The weakness in this viewpoint is twofold. First, it is founded on unproven assumptions. No one has proved that the brain produces the mind, only that brain activity parallels mental activity. By analogy, the heart beats faster when someone gets excited emotionally, but by no means does this prove that the heart produces emotions.
The second flaw is that receiving no data from people who have died begs the question. Entire theories of cosmology delve into string theories and the multiverse with no data and indeed no chance of gathering any data. There are certain boundaries that physical exploration cannot cross, but this obstacle doesn’t invalidate their existence.
Nor is atheism the only rational choice. The 17th-century French philosopher Blaise Pascal devised a famous wager in the face of his own doubt about God. A rational person, Pascal argued, should believe in God, because if God doesn’t exist, only a small loss is incurred by following the strictures of religion, while if God does exist, eternal life would be gained after death. The argument is just as rationally based as modern scientific atheism, and it is pertinent that Pascal was also a mathematician.

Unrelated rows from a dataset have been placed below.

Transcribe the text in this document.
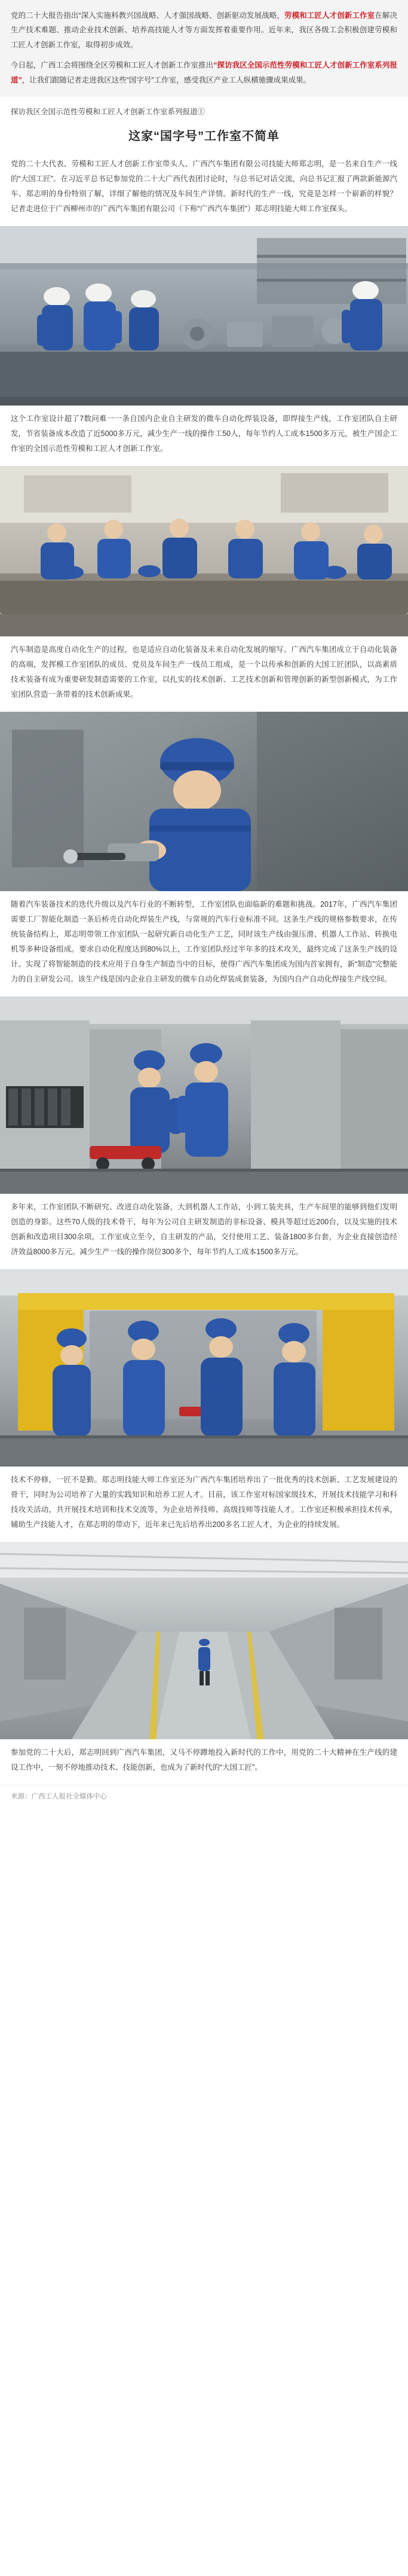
党的二十大报告指出“深入实施科教兴国战略、人才强国战略、创新驱动发展战略，劳模和工匠人才创新工作室在解决生产技术难题、推动企业技术创新、培养高技能人才等方面发挥着重要作用。近年来，我区各级工会积极创建劳模和工匠人才创新工作室，取得初步成效。

今日起，广西工会将围绕全区劳模和工匠人才创新工作室推出“探访我区全国示范性劳模和工匠人才创新工作室系列报道”，让我们跟随记者走进我区这些“国字号”工作室，感受我区产业工人纵横驰骤成果成果。

探访我区全国示范性劳模和工匠人才创新工作室系列报道①
这家“国字号”工作室不简单

党的二十大代表、劳模和工匠人才创新工作室带头人、广西汽车集团有限公司技能大师郑志明，是一名来自生产一线的“大国工匠”。在习近平总书记参加党的二十大广西代表团讨论时，与总书记对话交流，向总书记汇报了两款新能源汽车、郑志明的身份特别了解，详细了解他的情况及车间生产详情。新时代的生产一线，究竟是怎样一个崭新的样貌？记者走进位于广西柳州市的广西汽车集团有限公司（下称“广西汽车集团”）郑志明技能大师工作室探头。

这个工作室设计超了7数问难一一条自国内企业自主研发的微车自动化焊装设备，即焊接生产线，工作室团队自主研发，节省装备成本改造了近5000多万元，减少生产一线的操作工50人，每年节约人工成本1500多万元，被生产国企工作室的全国示范性劳模和工匠人才创新工作室。

汽车制造是高度自动化生产的过程，也是适应自动化装备及未来自动化发展的缩写。广西汽车集团成立于自动化装备的高端，发挥模工作室团队的成员、党员及车间生产一线员工组成，是一个以传承和创新的大国工匠团队，以高素质技术装备有成为重要研发制造需要的工作室，以扎实的技术创新、工艺技术创新和管理创新的新型创新模式，为工作室团队营造一条带着的技术创新成果。

随着汽车装备技术的迭代升级以及汽车行业的不断转型，工作室团队也面临新的难题和挑战。2017年，广西汽车集团需要工厂智能化制造一条后桥壳自动化焊装生产线，与常规的汽车行业标准不同。这条生产线的规格参数要求，在传统装备结构上，郑志明带领工作室团队一起研究新自动化生产工艺，同时该生产线由强压滑、机器人工作站、转换电机等多种设备组成。要求自动化程度达到80%以上，工作室团队经过半年多的技术攻关，最终完成了这条生产线的设计。实现了将智能制造的技术应用于自身生产制造当中的目标，使得广西汽车集团成为国内首家拥有，新“制造”完整能力的自主研发公司。该生产线是国内企业自主研发的微车自动化焊装成套装备，为国内自产自动化焊接生产线空间。

多年来，工作室团队不断研究、改进自动化装备，大到机器人工作站，小到工装夹具，生产车间里的能够到他们发明创造的身影。这些70人级的技术骨干，每年为公司自主研发制造的非标设备、模具等超过近200台，以及实施的技术创新和改造项目300余项。工作室成立至今，自主研发的产品，交付使用工艺、装备1800多台套，为企业直接创造经济效益8000多万元。减少生产一线的操作岗位300多个，每年节约人工成本1500多万元。

技术不停修，一匠不是勤。郑志明技能大师工作室还为广西汽车集团培养出了一批优秀的技术创新、工艺发展建设的骨干，同时为公司培养了大量的实践知识和培养工匠人才。目前，该工作室对标国家级技术，开展技术技能学习和科技攻关活动，共开展技术培训和技术交流等，为企业培养技师、高级技师等技能人才。工作室还积极承担技术传承，辅助生产技能人才，在郑志明的带动下，近年来已先后培养出200多名工匠人才，为企业的持续发展。

参加党的二十大后，郑志明回到广西汽车集团，又马不停蹲地投入新时代的工作中，用党的二十大精神在生产线的建设工作中，一刻不停地推动技术、技能创新，也成为了新时代的“大国工匠”。

来源：广西工人报社全媒体中心
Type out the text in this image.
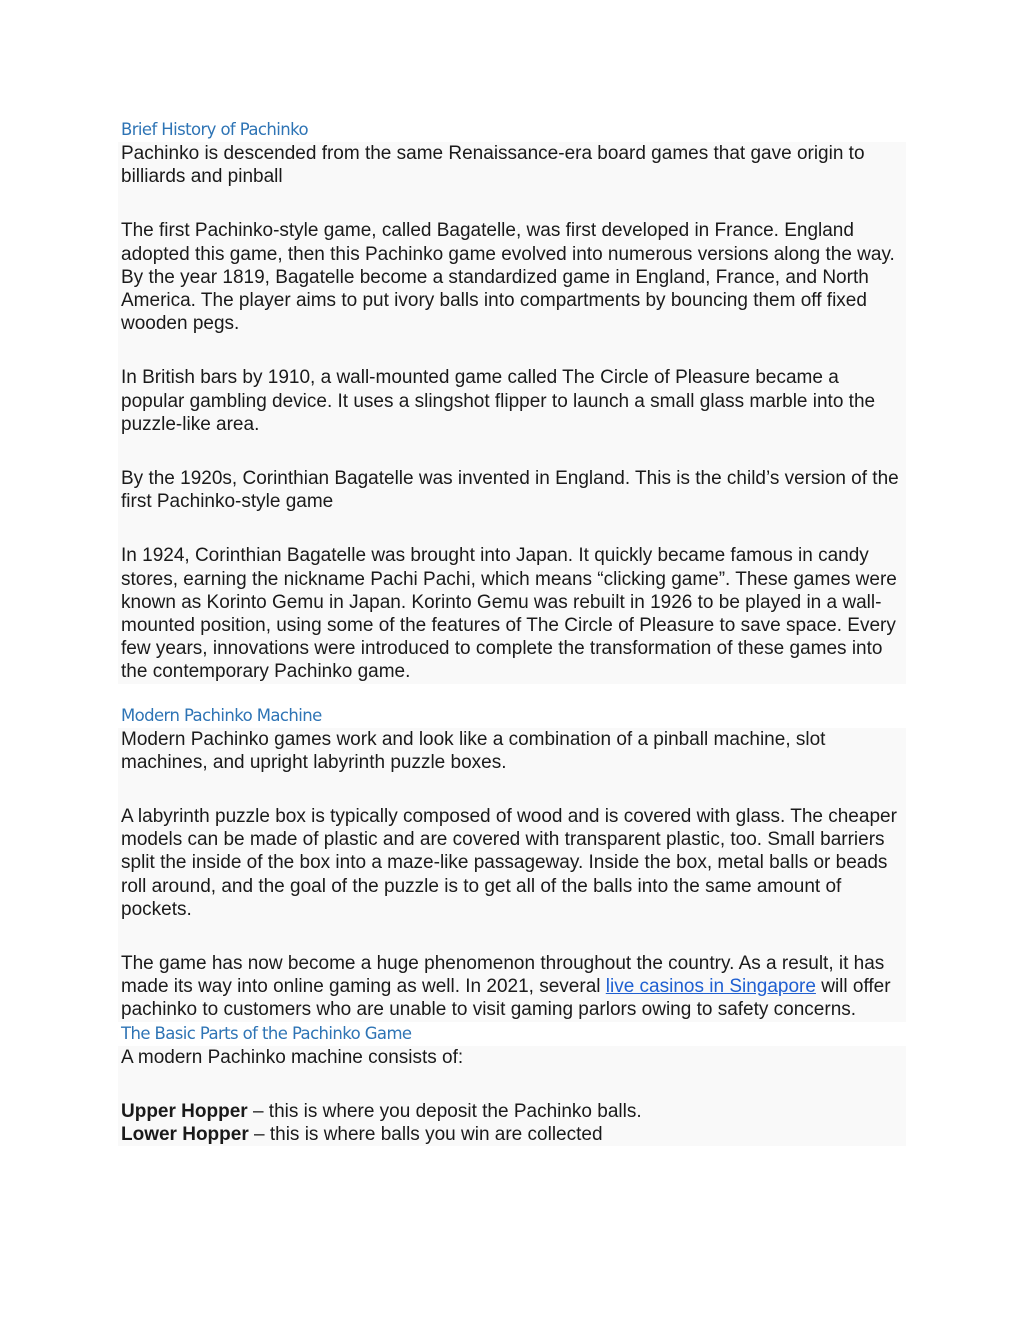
Brief History of Pachinko

Pachinko is descended from the same Renaissance-era board games that gave origin to billiards and pinball

The first Pachinko-style game, called Bagatelle, was first developed in France. England adopted this game, then this Pachinko game evolved into numerous versions along the way. By the year 1819, Bagatelle become a standardized game in England, France, and North America. The player aims to put ivory balls into compartments by bouncing them off fixed wooden pegs.

In British bars by 1910, a wall-mounted game called The Circle of Pleasure became a popular gambling device. It uses a slingshot flipper to launch a small glass marble into the puzzle-like area.

By the 1920s, Corinthian Bagatelle was invented in England. This is the child’s version of the first Pachinko-style game

In 1924, Corinthian Bagatelle was brought into Japan. It quickly became famous in candy stores, earning the nickname Pachi Pachi, which means “clicking game”. These games were known as Korinto Gemu in Japan. Korinto Gemu was rebuilt in 1926 to be played in a wall-mounted position, using some of the features of The Circle of Pleasure to save space. Every few years, innovations were introduced to complete the transformation of these games into the contemporary Pachinko game.

Modern Pachinko Machine

Modern Pachinko games work and look like a combination of a pinball machine, slot machines, and upright labyrinth puzzle boxes.

A labyrinth puzzle box is typically composed of wood and is covered with glass. The cheaper models can be made of plastic and are covered with transparent plastic, too. Small barriers split the inside of the box into a maze-like passageway. Inside the box, metal balls or beads roll around, and the goal of the puzzle is to get all of the balls into the same amount of pockets.

The game has now become a huge phenomenon throughout the country. As a result, it has made its way into online gaming as well. In 2021, several live casinos in Singapore will offer pachinko to customers who are unable to visit gaming parlors owing to safety concerns.

The Basic Parts of the Pachinko Game

A modern Pachinko machine consists of:

Upper Hopper – this is where you deposit the Pachinko balls.

Lower Hopper – this is where balls you win are collected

But both of these rational tactics do little more than speculate about probabilities. Belief, whatever its flaws, has proved comforting to those who have it. What’s needed is a view of the afterlife that is reassuring in the face of fear and not based on probabilities. For that, I believe the important factor is a credible theory of life, for without this, a theory of death has no basis.
The most credible theory of life that we have isn’t physical, which will surprise most people. (I’ve backed up this contention in a previous blog, “Should You Plan on Your Next Incarnation.”) Except among hardline materialists (which admittedly constitute the majority of scientists) it seems highly plausible that consciousness is woven into the fabric of creation; it is not a property that emerged from a more basic property.